FutebolNews, Rio de Janeiro
O ano de 2013 para a Associação Portuguesa de Desportos, ou somente Portuguesa, foi fatídico. Um duro rebaixamento, casos judiciais e o famoso "tapetão" marcaram uma temporada que deu início a uma interminável crise do clube paulista.
O Campeonato Brasileiro daquele ano terminou com o Fluminense rebaixado e a Lusa salva da segunda divisão do próximo ano. Mas no futebol, algumas situações podem ser decididas fora de campo também, mais precisamente, nos tribunais. A escalação irregular do meia Héverton custou muito caro, e numa ação na justiça, que teve a participação do tricolor carioca, ficou determinada a perda de quatro pontos da Portuguesa.
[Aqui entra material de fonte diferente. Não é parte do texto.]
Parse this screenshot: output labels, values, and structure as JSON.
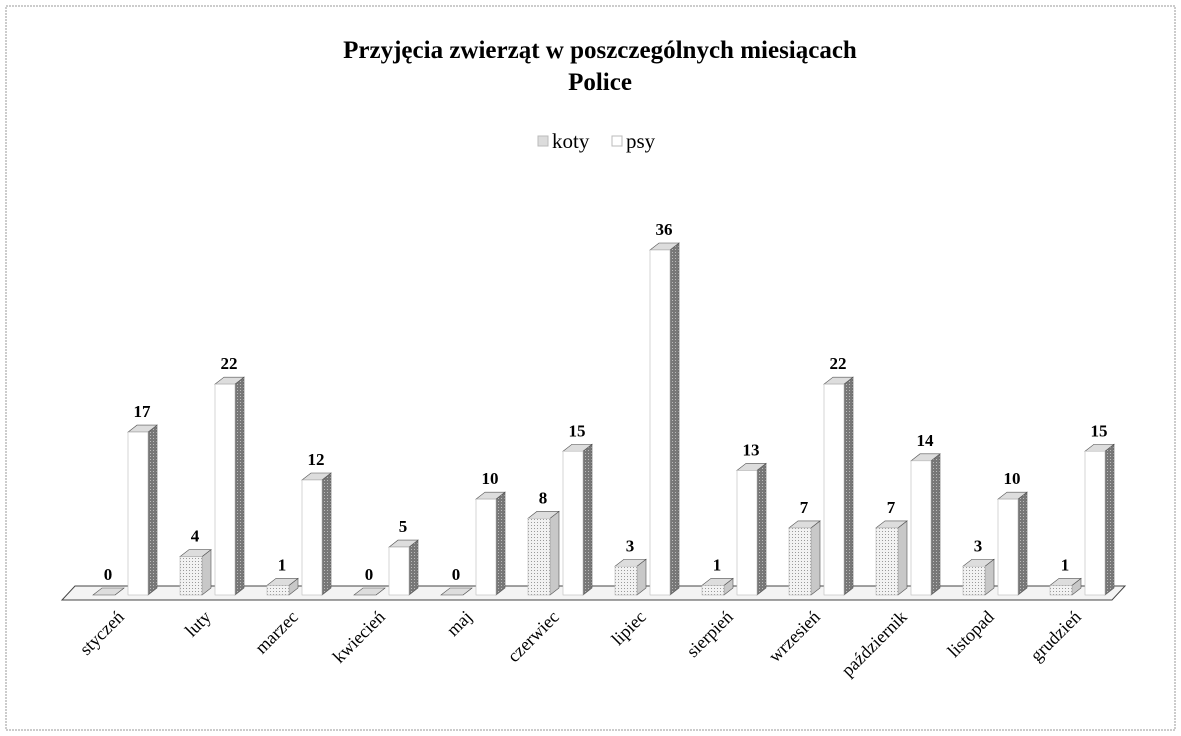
{
  "chart_data": {
    "type": "bar3d",
    "title": "Przyjęcia zwierząt w poszczególnych miesiącach",
    "subtitle": "Police",
    "categories": [
      "styczeń",
      "luty",
      "marzec",
      "kwiecień",
      "maj",
      "czerwiec",
      "lipiec",
      "sierpień",
      "wrzesień",
      "październik",
      "listopad",
      "grudzień"
    ],
    "series": [
      {
        "name": "koty",
        "color": "#dcdcdc",
        "values": [
          0,
          4,
          1,
          0,
          0,
          8,
          3,
          1,
          7,
          7,
          3,
          1
        ]
      },
      {
        "name": "psy",
        "color": "#ffffff",
        "values": [
          17,
          22,
          12,
          5,
          10,
          15,
          36,
          13,
          22,
          14,
          10,
          15
        ]
      }
    ],
    "legend": "top"
  }
}
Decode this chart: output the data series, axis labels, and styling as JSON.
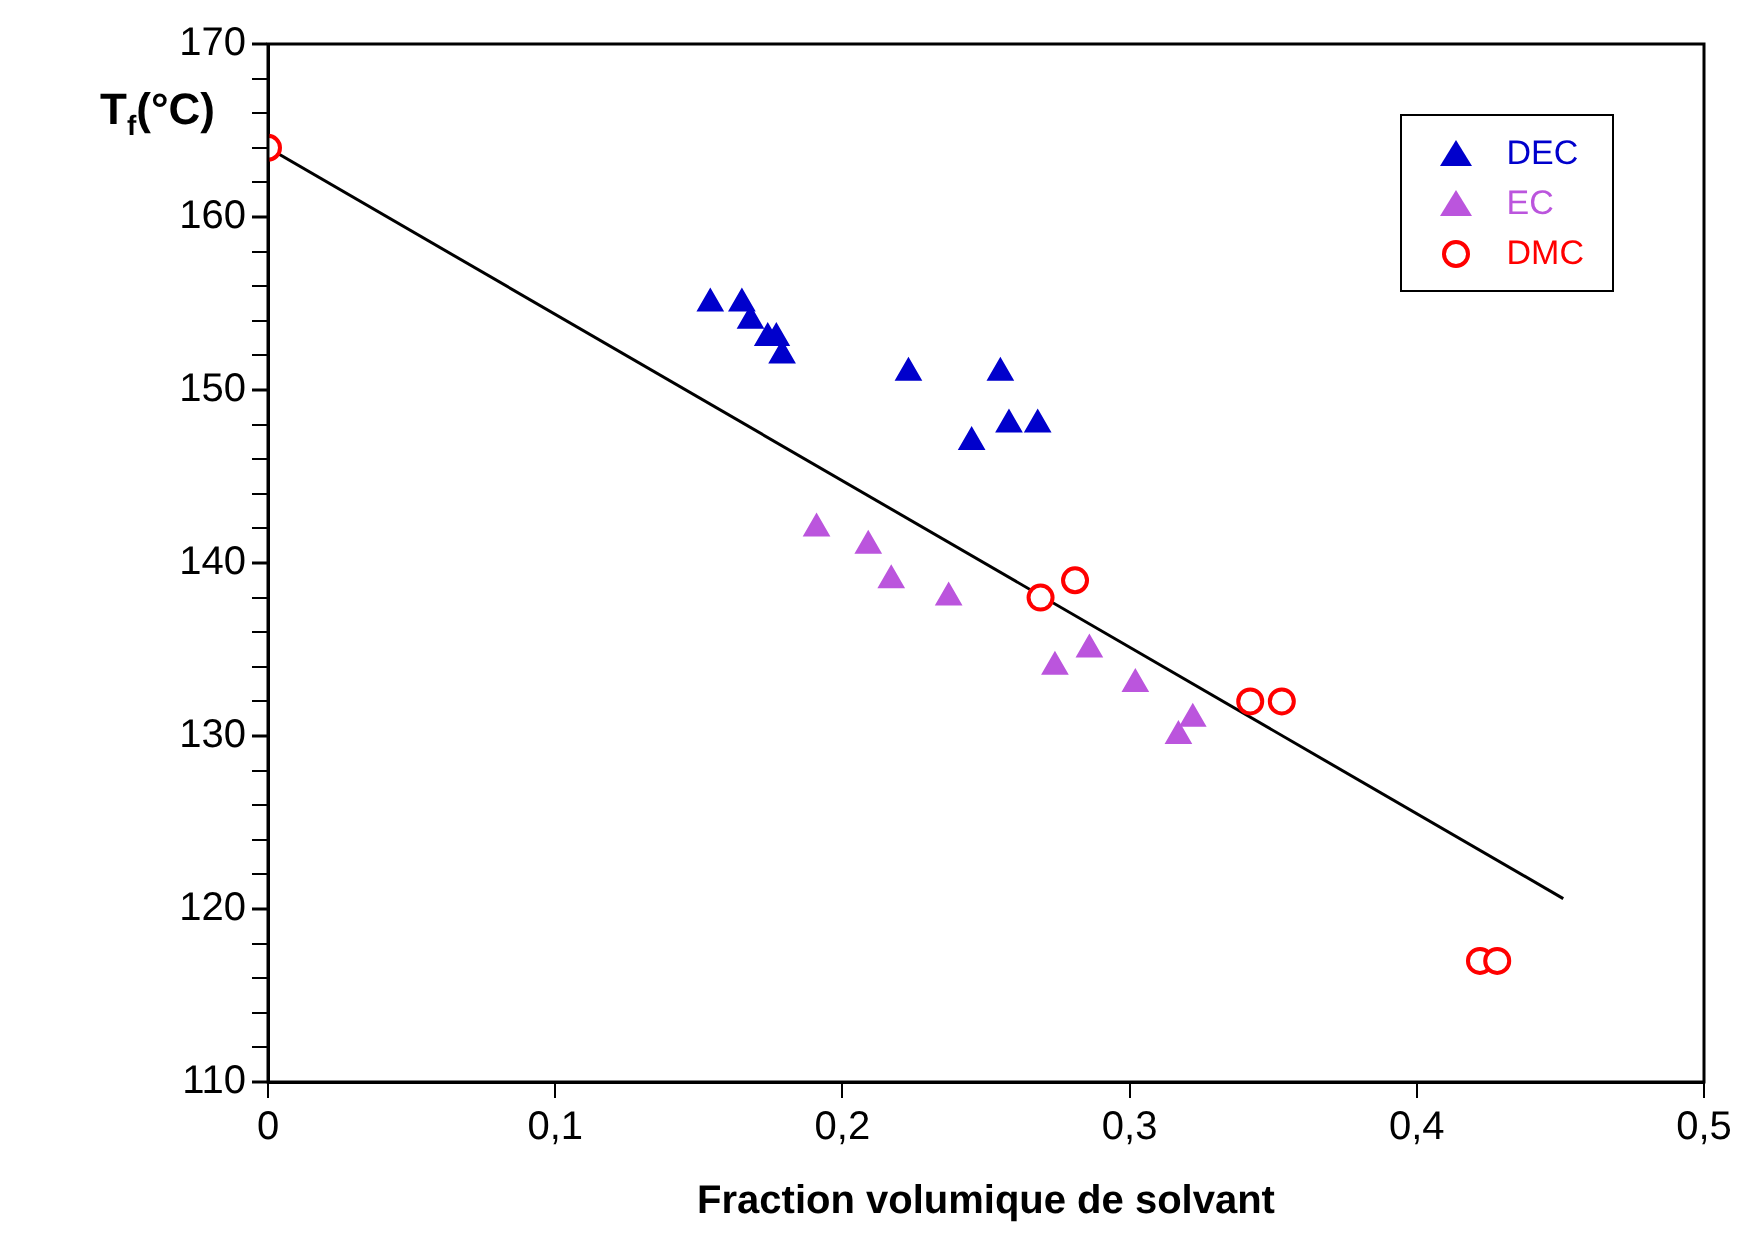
{
  "chart_data": {
    "type": "scatter",
    "xlabel": "Fraction volumique de solvant",
    "ylabel": "T$_{f}$(°C)",
    "xlim": [
      0,
      0.5
    ],
    "xticks": [
      0,
      {
        "value": 0.1,
        "label": "0,1"
      },
      {
        "value": 0.2,
        "label": "0,2"
      },
      {
        "value": 0.3,
        "label": "0,3"
      },
      {
        "value": 0.4,
        "label": "0,4"
      },
      {
        "value": 0.5,
        "label": "0,5"
      }
    ],
    "ylim": [
      110,
      170
    ],
    "yticks": [
      110,
      {
        "value": 112,
        "label": null
      },
      {
        "value": 114,
        "label": null
      },
      {
        "value": 116,
        "label": null
      },
      {
        "value": 118,
        "label": null
      },
      120,
      {
        "value": 122,
        "label": null
      },
      {
        "value": 124,
        "label": null
      },
      {
        "value": 126,
        "label": null
      },
      {
        "value": 128,
        "label": null
      },
      130,
      {
        "value": 132,
        "label": null
      },
      {
        "value": 134,
        "label": null
      },
      {
        "value": 136,
        "label": null
      },
      {
        "value": 138,
        "label": null
      },
      140,
      {
        "value": 142,
        "label": null
      },
      {
        "value": 144,
        "label": null
      },
      {
        "value": 146,
        "label": null
      },
      {
        "value": 148,
        "label": null
      },
      150,
      {
        "value": 152,
        "label": null
      },
      {
        "value": 154,
        "label": null
      },
      {
        "value": 156,
        "label": null
      },
      {
        "value": 158,
        "label": null
      },
      160,
      {
        "value": 162,
        "label": null
      },
      {
        "value": 164,
        "label": null
      },
      {
        "value": 166,
        "label": null
      },
      {
        "value": 168,
        "label": null
      },
      170
    ],
    "grid": false,
    "legend": "top right",
    "series": [
      {
        "name": "DEC",
        "color": "#0000cc",
        "marker": "triangle",
        "x": [
          0.154,
          0.165,
          0.168,
          0.174,
          0.177,
          0.179,
          0.223,
          0.255,
          0.245,
          0.258,
          0.268
        ],
        "values": [
          155,
          155,
          154,
          153,
          153,
          152,
          151,
          151,
          147,
          148,
          148
        ]
      },
      {
        "name": "EC",
        "color": "#bb55dd",
        "marker": "triangle",
        "x": [
          0.191,
          0.209,
          0.217,
          0.237,
          0.274,
          0.286,
          0.302,
          0.322,
          0.317
        ],
        "values": [
          142,
          141,
          139,
          138,
          134,
          135,
          133,
          131,
          130
        ]
      },
      {
        "name": "DMC",
        "color": "#ff0000",
        "marker": "circle",
        "x": [
          0,
          0.269,
          0.281,
          0.342,
          0.353,
          0.422,
          0.428
        ],
        "values": [
          164,
          138,
          139,
          132,
          132,
          117,
          117
        ]
      },
      {
        "type": "line",
        "color": "#000000",
        "marker": "none",
        "x": [
          0,
          0.451
        ],
        "values": [
          164,
          120.6
        ]
      }
    ]
  }
}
A Lusa havia terminado o Brasileirão na 12° posição com 48 pontos, pontuação que dava a certeza de permanência na elite do futebol brasileiro. Porém, a sentença no julgamento foi totalmente decisiva, com menos 4 pontos, a Portuguesa despencou para a 17° colocação, ou seja, na zona de rebaixamento.
Na partida contra o Grêmio, válida pela pela última rodada do Campeonato Brasileiro, aos 32 minutos do segundo tempo, Héverton entrou no jogo. Nesse momento, ninguém poderia imaginar o que estava por vir. A decisão de "rebaixar" o clube foi unânime, cinco votos a zero. Seis anos depois, ainda não foi apontado o grande responsável pela queda, alguns culpam o departamento de futebol, o próprio jogador e outros acreditam numa "mala branca" por trás de toda essa história.
O Flamengo também teve uma situação parecida. A escalação irregular de André Santos na partida contra o Cruzeiro, na 38° rodada, teve o mesmo efeito para o rubro-negro. O Fla terminou o brasileirão daquele ano com 50 pontos, com a punição, a pontuação caiu para 46. Ficando assim, na 16° colocação a um passo do rebaixamento.
Atualmente a Portuguesa é um verdadeiro paciente de UTI, respirando por aparelhos ou em estágio terminal. O clube lusitano ficará sem divisão nacional até 2021 e não se sabe se chegará até lá. De fato, ver um vice campeão brasileiro, tri campeão paulista, campeão da Série B de 2011 e administrador do histórico estádio do Canindé no fundo do poço é de entristecer o futebol brasileiro.